On a practical level, the more countries or communities are involved in a production, the more national funding pots open up. More opportunities means more chance to score the necessary cash — something which is even more important when “you have to educate [funding boards] before you even start thinking about the film,” says Utsi.
But while outside involvement could boost Yakut cinema to the next level, it will also pose potential risks. If the power of Yakut cinema today lies in the voices of indigenous people, then the very thing that makes it unique could be quickly drowned by outsiders.
Sakhafilm cameraman Semyon Amanatov is proud that Yakut film speaks to the masses. But ultimately, he argues, filmmakers are held together by giving something back to the community.
“I think that the language of cinema is understandable to everyone regardless of nationality,” he says. “Our [Yakut] cinema is close to many people in different countries of the world. But our speciality is our [Yakut] viewers. They want to see themselves on the screen: their lives, their dreams, their joy. These are our viewers, they want to watch their cinema. We work for them.”
Utsi and the AIFF are also wary of non-indigenous directors muscling in on the scene. They encourage companies to employ indigenous people in major roles both in front of and behind the camera, warning that some “co-productions” may not be as mutually beneficial as they seem. After all, the appearance of well-meaning outsiders who take more than they give is a story that indigenous people already know all too well.

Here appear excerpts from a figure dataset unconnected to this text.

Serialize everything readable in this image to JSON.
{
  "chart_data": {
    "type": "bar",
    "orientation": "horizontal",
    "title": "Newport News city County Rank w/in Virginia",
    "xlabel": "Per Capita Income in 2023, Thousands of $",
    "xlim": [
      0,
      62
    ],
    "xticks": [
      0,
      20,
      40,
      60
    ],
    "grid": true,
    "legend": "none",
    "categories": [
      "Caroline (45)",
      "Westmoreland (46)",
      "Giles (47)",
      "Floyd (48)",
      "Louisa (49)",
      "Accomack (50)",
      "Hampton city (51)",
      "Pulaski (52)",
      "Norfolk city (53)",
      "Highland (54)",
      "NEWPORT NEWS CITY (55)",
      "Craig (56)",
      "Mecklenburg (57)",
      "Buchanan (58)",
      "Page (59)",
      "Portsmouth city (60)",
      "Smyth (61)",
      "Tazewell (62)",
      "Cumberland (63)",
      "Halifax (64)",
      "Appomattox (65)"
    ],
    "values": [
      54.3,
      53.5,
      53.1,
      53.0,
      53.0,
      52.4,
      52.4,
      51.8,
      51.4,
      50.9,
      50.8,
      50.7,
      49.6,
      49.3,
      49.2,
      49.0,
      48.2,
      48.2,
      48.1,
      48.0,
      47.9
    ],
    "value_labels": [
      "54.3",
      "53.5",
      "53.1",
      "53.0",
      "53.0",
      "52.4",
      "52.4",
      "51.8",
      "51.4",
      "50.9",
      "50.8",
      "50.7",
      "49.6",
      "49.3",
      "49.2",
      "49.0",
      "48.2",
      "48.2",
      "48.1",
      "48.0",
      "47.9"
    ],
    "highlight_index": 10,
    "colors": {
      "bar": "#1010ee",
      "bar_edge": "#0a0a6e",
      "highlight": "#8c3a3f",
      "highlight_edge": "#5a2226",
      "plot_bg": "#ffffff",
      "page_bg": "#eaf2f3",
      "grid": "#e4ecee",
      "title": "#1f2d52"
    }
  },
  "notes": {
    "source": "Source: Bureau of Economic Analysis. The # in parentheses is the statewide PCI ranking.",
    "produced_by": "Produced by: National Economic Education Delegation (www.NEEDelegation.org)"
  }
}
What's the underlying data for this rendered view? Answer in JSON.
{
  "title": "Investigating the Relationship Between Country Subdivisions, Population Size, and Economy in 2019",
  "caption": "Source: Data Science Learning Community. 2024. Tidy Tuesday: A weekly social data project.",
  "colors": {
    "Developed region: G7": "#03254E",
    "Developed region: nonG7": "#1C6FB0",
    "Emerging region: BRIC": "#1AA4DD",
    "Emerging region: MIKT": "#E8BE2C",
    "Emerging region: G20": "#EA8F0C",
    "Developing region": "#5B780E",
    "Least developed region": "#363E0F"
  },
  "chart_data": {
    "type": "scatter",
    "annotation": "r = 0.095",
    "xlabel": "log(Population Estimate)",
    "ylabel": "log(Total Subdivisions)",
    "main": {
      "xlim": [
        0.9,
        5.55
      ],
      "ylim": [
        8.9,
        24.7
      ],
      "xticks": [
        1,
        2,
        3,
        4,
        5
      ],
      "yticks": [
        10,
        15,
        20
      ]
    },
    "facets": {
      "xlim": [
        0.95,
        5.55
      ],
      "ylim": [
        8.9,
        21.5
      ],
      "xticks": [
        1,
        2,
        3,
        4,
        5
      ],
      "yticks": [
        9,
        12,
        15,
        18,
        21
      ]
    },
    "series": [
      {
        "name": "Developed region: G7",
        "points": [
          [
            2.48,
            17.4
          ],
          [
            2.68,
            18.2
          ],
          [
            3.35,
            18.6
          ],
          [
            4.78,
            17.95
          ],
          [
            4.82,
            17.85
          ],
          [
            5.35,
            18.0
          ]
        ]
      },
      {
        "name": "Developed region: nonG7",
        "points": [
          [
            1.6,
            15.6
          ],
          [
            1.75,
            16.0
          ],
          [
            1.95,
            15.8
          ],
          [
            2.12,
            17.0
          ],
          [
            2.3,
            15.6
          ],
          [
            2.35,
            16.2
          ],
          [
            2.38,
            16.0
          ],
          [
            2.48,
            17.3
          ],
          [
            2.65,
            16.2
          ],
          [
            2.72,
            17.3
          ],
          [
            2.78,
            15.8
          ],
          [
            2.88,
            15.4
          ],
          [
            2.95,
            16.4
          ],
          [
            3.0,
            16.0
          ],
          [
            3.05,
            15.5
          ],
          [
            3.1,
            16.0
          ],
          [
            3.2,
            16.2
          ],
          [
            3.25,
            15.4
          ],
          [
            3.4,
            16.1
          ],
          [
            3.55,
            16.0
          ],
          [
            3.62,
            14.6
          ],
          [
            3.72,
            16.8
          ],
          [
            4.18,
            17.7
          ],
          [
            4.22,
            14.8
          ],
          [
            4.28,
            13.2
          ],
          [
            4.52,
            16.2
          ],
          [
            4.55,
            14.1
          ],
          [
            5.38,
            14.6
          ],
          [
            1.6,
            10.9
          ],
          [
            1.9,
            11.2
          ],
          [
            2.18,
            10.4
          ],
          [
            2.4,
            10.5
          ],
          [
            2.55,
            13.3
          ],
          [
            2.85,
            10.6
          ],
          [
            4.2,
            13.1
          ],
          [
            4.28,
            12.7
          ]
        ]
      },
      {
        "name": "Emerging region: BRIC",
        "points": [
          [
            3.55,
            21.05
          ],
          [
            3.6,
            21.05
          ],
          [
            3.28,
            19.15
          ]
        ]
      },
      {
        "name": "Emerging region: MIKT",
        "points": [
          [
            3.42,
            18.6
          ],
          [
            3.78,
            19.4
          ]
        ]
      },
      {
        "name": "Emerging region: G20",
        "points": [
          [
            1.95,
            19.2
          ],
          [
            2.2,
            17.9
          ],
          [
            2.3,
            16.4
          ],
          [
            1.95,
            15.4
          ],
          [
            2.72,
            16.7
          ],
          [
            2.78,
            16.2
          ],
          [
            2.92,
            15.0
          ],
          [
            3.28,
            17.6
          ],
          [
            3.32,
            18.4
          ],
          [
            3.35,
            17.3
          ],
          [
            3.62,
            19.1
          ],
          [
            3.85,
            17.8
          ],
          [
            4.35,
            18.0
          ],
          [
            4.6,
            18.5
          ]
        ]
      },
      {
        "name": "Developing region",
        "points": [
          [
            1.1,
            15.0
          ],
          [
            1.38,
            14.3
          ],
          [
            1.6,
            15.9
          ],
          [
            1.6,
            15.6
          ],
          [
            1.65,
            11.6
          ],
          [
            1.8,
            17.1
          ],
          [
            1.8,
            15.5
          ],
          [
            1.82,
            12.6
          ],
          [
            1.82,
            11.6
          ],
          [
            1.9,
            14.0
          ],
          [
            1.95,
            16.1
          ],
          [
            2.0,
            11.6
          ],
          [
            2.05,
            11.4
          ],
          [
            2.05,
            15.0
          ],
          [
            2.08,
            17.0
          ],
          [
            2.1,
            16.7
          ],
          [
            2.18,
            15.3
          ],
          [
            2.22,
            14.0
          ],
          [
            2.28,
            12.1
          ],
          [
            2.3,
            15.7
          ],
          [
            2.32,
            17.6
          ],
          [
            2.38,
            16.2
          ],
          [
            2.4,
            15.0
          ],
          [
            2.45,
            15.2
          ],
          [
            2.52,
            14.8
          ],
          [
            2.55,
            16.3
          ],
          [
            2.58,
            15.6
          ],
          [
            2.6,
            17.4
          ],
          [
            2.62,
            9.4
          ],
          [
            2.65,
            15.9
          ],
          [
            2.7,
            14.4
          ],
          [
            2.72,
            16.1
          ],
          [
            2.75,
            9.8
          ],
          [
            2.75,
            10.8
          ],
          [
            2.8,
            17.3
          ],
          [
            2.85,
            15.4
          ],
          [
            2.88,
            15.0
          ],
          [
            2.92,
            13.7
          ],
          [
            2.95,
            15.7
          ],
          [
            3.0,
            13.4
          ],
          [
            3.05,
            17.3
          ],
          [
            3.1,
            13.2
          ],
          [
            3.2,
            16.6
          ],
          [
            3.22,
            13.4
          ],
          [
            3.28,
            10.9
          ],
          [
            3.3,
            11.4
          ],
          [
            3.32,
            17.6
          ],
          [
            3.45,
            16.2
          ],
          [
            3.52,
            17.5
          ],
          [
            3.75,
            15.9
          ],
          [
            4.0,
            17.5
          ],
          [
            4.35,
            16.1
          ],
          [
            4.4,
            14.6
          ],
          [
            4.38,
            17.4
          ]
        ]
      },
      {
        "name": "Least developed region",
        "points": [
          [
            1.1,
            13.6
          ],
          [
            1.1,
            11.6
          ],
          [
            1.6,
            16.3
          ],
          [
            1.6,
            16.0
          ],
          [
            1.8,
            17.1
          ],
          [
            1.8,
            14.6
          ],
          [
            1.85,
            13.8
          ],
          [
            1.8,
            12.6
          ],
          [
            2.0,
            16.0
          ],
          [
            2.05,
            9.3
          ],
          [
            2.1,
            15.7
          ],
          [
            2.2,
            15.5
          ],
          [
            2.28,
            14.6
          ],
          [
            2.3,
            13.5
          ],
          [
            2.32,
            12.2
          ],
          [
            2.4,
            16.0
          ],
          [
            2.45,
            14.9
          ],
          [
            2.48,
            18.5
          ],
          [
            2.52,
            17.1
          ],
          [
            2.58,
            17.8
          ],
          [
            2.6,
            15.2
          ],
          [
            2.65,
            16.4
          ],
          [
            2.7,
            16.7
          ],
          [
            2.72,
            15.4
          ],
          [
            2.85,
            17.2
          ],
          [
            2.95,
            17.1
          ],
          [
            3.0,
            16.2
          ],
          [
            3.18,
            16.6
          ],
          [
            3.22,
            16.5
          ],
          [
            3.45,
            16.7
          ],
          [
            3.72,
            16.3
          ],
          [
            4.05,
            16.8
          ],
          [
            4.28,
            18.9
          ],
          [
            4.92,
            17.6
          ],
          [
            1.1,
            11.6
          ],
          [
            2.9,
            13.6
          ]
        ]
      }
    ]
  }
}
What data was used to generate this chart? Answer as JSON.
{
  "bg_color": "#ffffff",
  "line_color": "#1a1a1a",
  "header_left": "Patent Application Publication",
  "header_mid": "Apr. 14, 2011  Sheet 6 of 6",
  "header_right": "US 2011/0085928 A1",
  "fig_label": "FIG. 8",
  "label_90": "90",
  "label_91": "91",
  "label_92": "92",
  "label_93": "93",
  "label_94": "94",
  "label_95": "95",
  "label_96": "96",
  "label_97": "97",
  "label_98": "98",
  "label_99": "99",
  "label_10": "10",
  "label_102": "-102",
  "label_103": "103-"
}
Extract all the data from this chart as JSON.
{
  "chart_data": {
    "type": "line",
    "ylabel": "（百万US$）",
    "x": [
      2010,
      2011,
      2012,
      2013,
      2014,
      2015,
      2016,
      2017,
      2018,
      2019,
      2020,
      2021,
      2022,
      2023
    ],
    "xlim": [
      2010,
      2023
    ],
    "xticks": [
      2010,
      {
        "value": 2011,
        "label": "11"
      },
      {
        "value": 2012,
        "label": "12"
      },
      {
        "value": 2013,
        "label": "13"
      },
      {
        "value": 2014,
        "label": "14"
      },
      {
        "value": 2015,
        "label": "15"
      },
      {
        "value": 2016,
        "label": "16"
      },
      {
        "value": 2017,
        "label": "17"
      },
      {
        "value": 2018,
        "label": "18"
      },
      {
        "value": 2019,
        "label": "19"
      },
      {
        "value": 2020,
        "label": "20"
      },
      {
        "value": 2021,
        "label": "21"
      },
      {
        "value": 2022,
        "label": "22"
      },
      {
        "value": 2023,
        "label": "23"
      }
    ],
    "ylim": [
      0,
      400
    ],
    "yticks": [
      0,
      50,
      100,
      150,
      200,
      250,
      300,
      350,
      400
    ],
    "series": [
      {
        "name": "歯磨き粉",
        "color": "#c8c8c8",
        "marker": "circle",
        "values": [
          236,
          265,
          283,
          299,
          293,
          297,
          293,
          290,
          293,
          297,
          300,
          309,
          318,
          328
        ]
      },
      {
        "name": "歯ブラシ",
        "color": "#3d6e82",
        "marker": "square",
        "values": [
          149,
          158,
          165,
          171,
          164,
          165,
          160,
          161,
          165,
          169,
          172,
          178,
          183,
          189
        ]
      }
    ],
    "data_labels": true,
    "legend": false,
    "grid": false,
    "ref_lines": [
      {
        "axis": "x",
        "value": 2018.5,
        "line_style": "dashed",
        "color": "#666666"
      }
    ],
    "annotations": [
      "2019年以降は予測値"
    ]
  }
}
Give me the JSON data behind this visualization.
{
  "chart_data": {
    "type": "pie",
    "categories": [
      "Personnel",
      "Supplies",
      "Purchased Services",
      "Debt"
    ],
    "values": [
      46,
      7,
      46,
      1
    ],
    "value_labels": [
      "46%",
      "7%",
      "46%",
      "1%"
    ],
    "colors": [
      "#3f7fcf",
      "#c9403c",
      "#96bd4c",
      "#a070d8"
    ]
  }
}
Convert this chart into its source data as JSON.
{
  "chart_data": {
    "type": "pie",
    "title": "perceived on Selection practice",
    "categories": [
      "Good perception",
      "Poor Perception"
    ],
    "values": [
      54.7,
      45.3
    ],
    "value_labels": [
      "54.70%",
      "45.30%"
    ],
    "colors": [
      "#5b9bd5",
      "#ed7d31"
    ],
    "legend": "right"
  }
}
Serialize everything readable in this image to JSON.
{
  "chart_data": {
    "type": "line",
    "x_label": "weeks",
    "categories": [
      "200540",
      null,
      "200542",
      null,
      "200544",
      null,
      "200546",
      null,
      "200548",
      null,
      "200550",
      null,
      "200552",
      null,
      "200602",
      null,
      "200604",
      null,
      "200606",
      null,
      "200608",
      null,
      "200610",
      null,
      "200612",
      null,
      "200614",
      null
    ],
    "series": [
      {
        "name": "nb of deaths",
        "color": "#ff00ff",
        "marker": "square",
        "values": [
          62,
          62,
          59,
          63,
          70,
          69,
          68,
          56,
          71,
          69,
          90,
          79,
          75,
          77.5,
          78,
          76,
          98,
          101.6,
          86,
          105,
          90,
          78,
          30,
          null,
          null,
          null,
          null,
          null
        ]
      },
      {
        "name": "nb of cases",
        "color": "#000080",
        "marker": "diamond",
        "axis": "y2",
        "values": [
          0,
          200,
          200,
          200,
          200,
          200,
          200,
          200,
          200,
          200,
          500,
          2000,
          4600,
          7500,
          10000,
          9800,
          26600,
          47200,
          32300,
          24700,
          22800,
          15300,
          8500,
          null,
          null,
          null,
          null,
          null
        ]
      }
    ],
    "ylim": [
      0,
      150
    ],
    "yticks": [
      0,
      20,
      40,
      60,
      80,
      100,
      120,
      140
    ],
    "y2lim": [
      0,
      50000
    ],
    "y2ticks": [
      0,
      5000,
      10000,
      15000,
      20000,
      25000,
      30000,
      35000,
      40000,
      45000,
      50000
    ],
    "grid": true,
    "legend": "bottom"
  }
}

“Real collaboration is great, but we are sick and tired of the same old stories. I get so many calls from producers who want to be put touch with a family herding reindeers. It’s the same story, again and again,” says Utsi. “Foreign directors are crowding out the voices of indigenous people. They are just like the mining companies. They just come and take our stories and they go. What is left then for us then?”